Alargo los brazos, y no tarda en acercarse para abrazarme con cuidado.
—Amara, te extrañé —le susurro, y ella me aprieta.
—Yo también. ¿Cómo está ratoncito? —Se separa y pasa las manos por mi vientre, que ya se marca por completo. Como mis vestidos habituales son pegados a la cintura, debí pedir más anchos y que se amolden a mi nueva figura.
—Como todo un bribón —le contesto, y apretujo sus manos sobre mi ombligo para que lo sienta mejor—. Ya hasta me puso los pies hinchados. Crece muy rápido.
Ladea la cabeza y enternece la sonrisa.
—Será todo un hiperactivo cuando salga de esa cárcel.
—Amaranta —la regaño.
—Pup —suelta al oprimir un poco donde se sitúa su cabeza, e inhalo profundo.
Se ríe de mi expresión y da un paso hacia atrás.
Le chasqueo la lengua, me abrazo el vientre y retrocedo para señalarle las flores que debe preparar como regalos para una boda.
Amaranta ha sido mi ayudante desde que tiene diecisiete años, pero, debido a unos problemas familiares, los últimos meses pidió un receso, que le permití al instante porque primero está salud mental, y hoy se reintegra a su trabajo.
Me hace un gesto militar con los hombros rectos para después descolgar su delantal y ponerse con lo que la espera toda la tarde.
La miro sonriente.
La he mantenido informada sobre el embarazo desde que me enteré. Me envió un audio chillando su alegría, mientras me informaba que se esforzaría por ser una buena tía. Es más, con parte de sus ahorros le compró a ratoncito sus primeras mudas de ropa. Entre ellas destaca un lindo conjunto de tigre, con sus guantes en forma de patitas. Es divino.
«¡Será lo primero que vestirá en sus fotos iniciales!».
—¿Qué tal la tía Amara, ratoncito?
Me da una patadita que me saca la risa.
—Ya ves, la amarás.
Regreso mi atención a la fila de ramos en exhibición y salgo a la acera para escudriñarlos mejor. Volarán rápido, estoy segura, e intensifico este pensamiento cuando una pareja se acerca y se hace con uno de claveles. Les sonrío como despedida y guardo el dinero en el bolsillo frontal de mi delantal violeta pastel. Me atuso la maraña que tengo por pelo, que es demasiado rizado cuando se le da la gana y semiondulado si lo peino al estar húmedo, y vuelvo a Amaranta para ayudarla con el buqué de la novia.

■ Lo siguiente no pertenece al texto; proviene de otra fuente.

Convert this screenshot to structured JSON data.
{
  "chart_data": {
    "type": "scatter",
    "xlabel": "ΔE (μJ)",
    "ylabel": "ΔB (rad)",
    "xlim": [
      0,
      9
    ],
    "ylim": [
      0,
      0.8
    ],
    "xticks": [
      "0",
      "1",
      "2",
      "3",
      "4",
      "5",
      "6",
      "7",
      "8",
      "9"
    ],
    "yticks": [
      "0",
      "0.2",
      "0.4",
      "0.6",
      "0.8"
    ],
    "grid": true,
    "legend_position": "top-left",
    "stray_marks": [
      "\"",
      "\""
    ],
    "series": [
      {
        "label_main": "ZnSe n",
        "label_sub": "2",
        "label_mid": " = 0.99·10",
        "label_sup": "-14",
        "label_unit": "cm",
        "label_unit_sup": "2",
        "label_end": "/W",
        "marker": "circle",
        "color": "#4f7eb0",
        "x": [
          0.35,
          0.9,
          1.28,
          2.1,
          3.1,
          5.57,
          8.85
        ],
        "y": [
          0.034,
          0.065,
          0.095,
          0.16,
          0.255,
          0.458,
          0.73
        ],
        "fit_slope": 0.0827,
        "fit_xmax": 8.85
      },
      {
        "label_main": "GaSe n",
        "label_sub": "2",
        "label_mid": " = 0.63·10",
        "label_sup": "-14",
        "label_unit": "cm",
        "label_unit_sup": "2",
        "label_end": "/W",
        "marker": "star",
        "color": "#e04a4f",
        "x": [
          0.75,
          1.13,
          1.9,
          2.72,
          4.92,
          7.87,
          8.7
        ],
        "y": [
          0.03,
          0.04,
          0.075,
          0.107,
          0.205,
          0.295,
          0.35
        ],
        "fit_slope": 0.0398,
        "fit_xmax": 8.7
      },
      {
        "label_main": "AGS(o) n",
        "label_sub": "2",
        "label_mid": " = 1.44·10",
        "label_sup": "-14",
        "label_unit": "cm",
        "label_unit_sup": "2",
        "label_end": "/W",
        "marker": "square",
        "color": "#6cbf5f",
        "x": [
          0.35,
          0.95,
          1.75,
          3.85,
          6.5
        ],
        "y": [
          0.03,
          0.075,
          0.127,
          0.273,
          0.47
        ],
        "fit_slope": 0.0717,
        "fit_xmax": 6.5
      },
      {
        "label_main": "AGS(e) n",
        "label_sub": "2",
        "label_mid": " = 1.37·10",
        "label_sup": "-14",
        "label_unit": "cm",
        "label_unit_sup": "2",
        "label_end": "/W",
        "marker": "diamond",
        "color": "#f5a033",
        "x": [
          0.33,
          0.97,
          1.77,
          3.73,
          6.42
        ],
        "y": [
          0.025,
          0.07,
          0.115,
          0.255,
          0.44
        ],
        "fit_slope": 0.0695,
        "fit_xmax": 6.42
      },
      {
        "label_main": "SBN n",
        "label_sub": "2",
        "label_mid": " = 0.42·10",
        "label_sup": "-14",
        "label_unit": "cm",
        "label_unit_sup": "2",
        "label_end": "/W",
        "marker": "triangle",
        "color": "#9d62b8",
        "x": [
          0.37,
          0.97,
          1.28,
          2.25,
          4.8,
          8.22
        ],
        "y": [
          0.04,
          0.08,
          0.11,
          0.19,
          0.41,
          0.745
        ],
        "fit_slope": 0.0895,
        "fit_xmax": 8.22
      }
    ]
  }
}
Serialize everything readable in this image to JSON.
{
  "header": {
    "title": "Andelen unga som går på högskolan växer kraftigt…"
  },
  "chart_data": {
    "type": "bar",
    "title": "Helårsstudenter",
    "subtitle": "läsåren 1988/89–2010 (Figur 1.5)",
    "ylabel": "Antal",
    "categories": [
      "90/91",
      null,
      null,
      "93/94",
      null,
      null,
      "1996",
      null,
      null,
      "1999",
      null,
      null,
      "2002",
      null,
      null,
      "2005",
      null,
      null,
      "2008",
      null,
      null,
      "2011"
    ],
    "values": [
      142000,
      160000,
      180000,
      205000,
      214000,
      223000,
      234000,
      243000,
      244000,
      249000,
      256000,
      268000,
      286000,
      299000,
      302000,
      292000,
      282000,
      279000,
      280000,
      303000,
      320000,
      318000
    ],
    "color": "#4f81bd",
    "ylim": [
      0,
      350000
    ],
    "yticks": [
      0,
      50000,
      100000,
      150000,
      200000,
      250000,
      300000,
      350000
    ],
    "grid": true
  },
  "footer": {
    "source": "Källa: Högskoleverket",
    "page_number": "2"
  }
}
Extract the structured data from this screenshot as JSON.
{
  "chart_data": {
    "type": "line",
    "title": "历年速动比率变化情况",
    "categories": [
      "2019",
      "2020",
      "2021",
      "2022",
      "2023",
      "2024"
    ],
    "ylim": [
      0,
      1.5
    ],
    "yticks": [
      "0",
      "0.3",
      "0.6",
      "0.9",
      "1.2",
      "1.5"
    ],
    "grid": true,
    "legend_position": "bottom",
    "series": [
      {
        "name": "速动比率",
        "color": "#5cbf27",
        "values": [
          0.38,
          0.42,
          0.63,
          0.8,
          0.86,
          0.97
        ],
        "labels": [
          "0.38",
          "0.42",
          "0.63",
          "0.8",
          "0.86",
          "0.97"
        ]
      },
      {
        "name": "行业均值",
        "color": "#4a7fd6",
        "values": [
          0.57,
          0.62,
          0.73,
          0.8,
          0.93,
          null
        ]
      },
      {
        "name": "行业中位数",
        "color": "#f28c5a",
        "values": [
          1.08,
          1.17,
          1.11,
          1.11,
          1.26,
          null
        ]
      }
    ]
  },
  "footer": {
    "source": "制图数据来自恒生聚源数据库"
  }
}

—¿Y el papá? —me pregunta de repente.
Me muerdo el labio inferior y dejo de buscar ramilletes verdosos para decorar el buqué.
—No ha venido desde que nos vimos —le contesto con un suspiro—. Es mejor así.
—Pero ¿estás consciente de que tarde o temprano se enterará de que es padre?
«¿Desde cuándo tanta madurez?».
La miro por el rabillo del ojo.
—Solo es el donador de esperma. En eso debe quedarse.
Se detiene y se gira para contemplarme.
—Pero, Eira, él…
—Sí, debe enterarse —espetan a nuestras espaldas, y me congelo.
Su voz está amortiguada por el pañuelo que presiona en su nariz.